Das lateinische Wort «educare» bedeutet «auf-, erziehen, ernähren» und im weiteren Sinne «ausbilden, unterrichten»1. Etymologisch leitet sich das Wort von der Wurzel «dux» ab, dem Führer, jenem der Reisende anführt, dem Hirten oder im militärischen Bereich dem General, bevor es später zu einem Adelstitel wurde2. Das Wort «Pädagogik» ist griechischen Ursprungs und leitet sich von dem Wort «païs», «Kind», und dem Verb «agô» ab, was «führen, treiben, vor sich hertreiben (Vieh)», aber auch «seine Zeit, sein Leben verbringen» bedeutet.3
Das Bewusstsein für die Bedeutung von Bildung ist also nicht erst seit gestern vorhanden. Die Schule wurde bereits in den Anfängen der athenischen Demokratie von Solon im Jahr 594 v. Chr. reglementiert und Bildung für alle einige Jahrzehnte später eingeführt4. Der Lehrplan umfasste damals neben dem Studium der Sprache und der Rhetorik (die Kunst, gut zu reden und durch Worte zu überzeugen) auch Arithmetik, Geometrie, Musik und Astronomie, später kam noch Philosophie hinzu.5
Im XVI. Jahrhundert, als die Renaissance den Menschen dazu aufforderte Wissen zu entdecken und sich so viel wie möglich zu bilden, widmete Montaigne einen seiner Essays der Frage der Erziehung und suchte nach der besten Art und Weise ein Kind zu erziehen: nicht indem man es Daten auswendig lernen lässt, sondern indem man es damit experimentieren lässt und es autonom macht, indem man es lehrt, zu argumentieren und den richtigen Weg zu erkennen. Er schreibt: «Man hört nicht auf uns in die Ohren zu schreien, als würde man in einen Trichter giessen, und unsere Aufgabe besteht lediglich darin das zu wiederholen, was man uns gesagt hat. Ich möchte, dass er [der Lehrer] diesen Punkt korrigiert und von Anfang an je nach Grösse der Seele, die er in den Händen hat, damit beginnt sie auf den Plan zu rufen, sie die Dinge ertasten und sie von sich aus wählen und unterscheiden zu lassen; manchmal öffnet er ihr einen Weg, manchmal lässt er sie ihn öffnen. Ich will nicht, dass er allein denkt und spricht, ich will, dass er zuhört, wenn der Schüler seinerseits spricht.»6
Diese Ideen wurden von den Philosophen der Aufklärung in ganz Europa aufgegriffen und weiterentwickelt, wobei sie die Notwendigkeit des selbstständigen Denkens betonten. «Sapere aude7! Habe Muth, dich deines eigenen Verstandes zu bedienen! ist also der Wahlspruch der Aufklärung.», schrieb Immanuel Kant im Jahr 17848. Man könnte dies mit Sokrates’ Mäeutik vergleichen, die den Einzelnen durch Fragen dazu bringt, seine eigene Wahrheit selbst herauszufinden.

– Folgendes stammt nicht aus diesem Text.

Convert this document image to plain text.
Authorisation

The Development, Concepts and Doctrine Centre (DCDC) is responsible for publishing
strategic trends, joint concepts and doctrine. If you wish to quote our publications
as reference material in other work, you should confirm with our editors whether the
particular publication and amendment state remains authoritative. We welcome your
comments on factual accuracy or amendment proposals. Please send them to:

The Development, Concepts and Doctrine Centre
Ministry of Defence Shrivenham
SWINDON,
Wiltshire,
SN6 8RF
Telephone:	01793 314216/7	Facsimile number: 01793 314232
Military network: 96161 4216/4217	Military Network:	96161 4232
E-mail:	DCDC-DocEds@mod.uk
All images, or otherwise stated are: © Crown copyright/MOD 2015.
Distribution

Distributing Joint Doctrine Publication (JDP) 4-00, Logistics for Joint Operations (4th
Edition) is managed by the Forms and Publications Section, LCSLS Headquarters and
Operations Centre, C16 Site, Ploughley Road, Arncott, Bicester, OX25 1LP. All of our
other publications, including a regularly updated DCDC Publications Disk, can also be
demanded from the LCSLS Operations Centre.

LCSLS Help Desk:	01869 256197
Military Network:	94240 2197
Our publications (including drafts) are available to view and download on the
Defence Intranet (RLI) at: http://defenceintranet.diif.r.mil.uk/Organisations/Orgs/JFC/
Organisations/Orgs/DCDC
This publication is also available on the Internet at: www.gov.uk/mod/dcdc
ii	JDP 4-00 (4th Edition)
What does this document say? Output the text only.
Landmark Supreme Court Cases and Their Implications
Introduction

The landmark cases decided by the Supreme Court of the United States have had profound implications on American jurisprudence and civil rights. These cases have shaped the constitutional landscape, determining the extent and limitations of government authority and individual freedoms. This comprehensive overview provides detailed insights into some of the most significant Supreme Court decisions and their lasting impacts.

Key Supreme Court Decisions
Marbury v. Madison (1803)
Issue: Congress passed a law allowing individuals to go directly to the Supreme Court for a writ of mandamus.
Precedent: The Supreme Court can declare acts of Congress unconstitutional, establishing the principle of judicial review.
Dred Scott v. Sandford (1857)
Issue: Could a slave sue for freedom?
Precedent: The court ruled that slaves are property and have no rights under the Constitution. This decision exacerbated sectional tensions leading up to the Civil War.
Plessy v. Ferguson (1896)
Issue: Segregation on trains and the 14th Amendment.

Sich seines eigenen Verständnisses zu bedienen, ist daher einer der Grundpfeiler der Bildung. Der Philosoph und Humanist L. Ron Hubbard schrieb in diesem Zusammenhang: «Wenn es irgendeine Wahrheit zu finden gibt, dann sind Sie das. Wenn es irgendeine Wahrheit zu wissen gibt, dann werden Sie es sein, die sie wissen. Und darüber hinaus und abgesehen davon gibt es keine Wahrheit. [...] Nun, es gibt keine Wahrheit in der Masse der Dinge. Es gibt keine Wahrheit in Moralkodizes. Dort findet man keine Wahrheit, lediglich Übereinstimmungen. Aber letztendlich kann man Wahrheit finden und es gibt einen Weg zur Wahrheit. Diese tragen Sie in sich und jedes Mal, wenn Sie einen Menschen anschauen, sehen Sie sie in ihm.»9
Somit ist Bildung wichtig, zum einen für die Entwicklung des Individuums selbst zum anderen aber auch, weil sie zur Existenz und Erhaltung einer Kultur beiträgt. Darauf wiesen auch die Philosophen der Aufklärung hin, wie Condorcet, der die Vorteile der Kultur optimistisch pries: «Es ist nicht so schimärisch, wie es auf den ersten Blick scheint, zu glauben, dass die Kultur die Generationen selbst verbessern kann und dass die Vervollkommnung der Fähigkeiten von Individuen auf ihre Nachkommen übertragbar ist. [...] Wenn die undefinierte Vervollkommnung unserer Spezies, wie ich glaube, ein allgemeines Naturgesetz ist, darf sich der Mensch nicht als ein begrenztes Wesen mit einer vorübergehenden und isolierten Existenz betrachten, die dazu bestimmt ist zu verschwinden nach einem Wechselspiel von Glück und Unglück für ihn selbst, von Gut und Böse für diejenigen, die der Zufall in seine Nähe gebracht hat. Er wird zu einem aktiven Teil des grossen Ganzen und zum Mitwirkenden an einem ewigen Werk. In einem Dasein für einen Augenblick, auf einem Punkt des Raumes, kann er durch seine Arbeit alle Orte umfassen, sich mit allen Jahrhunderten verbinden und noch lange genug wirken, nachdem sein Andenken von der Erde verschwunden ist.»10
Kultur ist aber gerade das, was eine Zivilisation am Leben erhält, sie ist die Grundlage und das Wesen des Menschen: «Es würde Sie zum Beispiel heute erstaunen», schreibt L. Ron Hubbard, «dass es Kulturformen auf der ganzen Welt gibt, die in ihrer Schönheit erstaunlich sind, die seit vielen Jahrhunderten immer noch überleben und so weiter. Jemand hilft ihnen dabei. Und sie sind wirklich das Einzige, was von einem ganzen blühenden Volk übrig geblieben ist – diese Formen der Kunst sind immer noch da, und praktisch nichts sonst.»11
In der Tat gilt «Der Tod einer Zivilisation gründet sich auf ihr angesammeltes Nichtverstehen – Nichtwissen – Ignorieren – und das Versagen, die Situation zu begreifen.»12, während im Gegensatz dazu gilt «Eine Kultur wird einzig und allein durch Ausbildung zusammengehalten. Egal, ob diese Ausbildung nun durch Erfahrung oder durch Unterricht zustande kommt, eine Kultur als Ganzes ist die Summe ihrer Ausbildung.»13 Deshalb ist es heutzutage so wichtig, Kindern den Zugang zu einer vielfältigen Bildung zu ermöglichen und der Kultur die Bedeutung beizumessen, die sie haben sollte. Bénédicte Gandois (Übersetzung/Redaktion: Doris Fattinger)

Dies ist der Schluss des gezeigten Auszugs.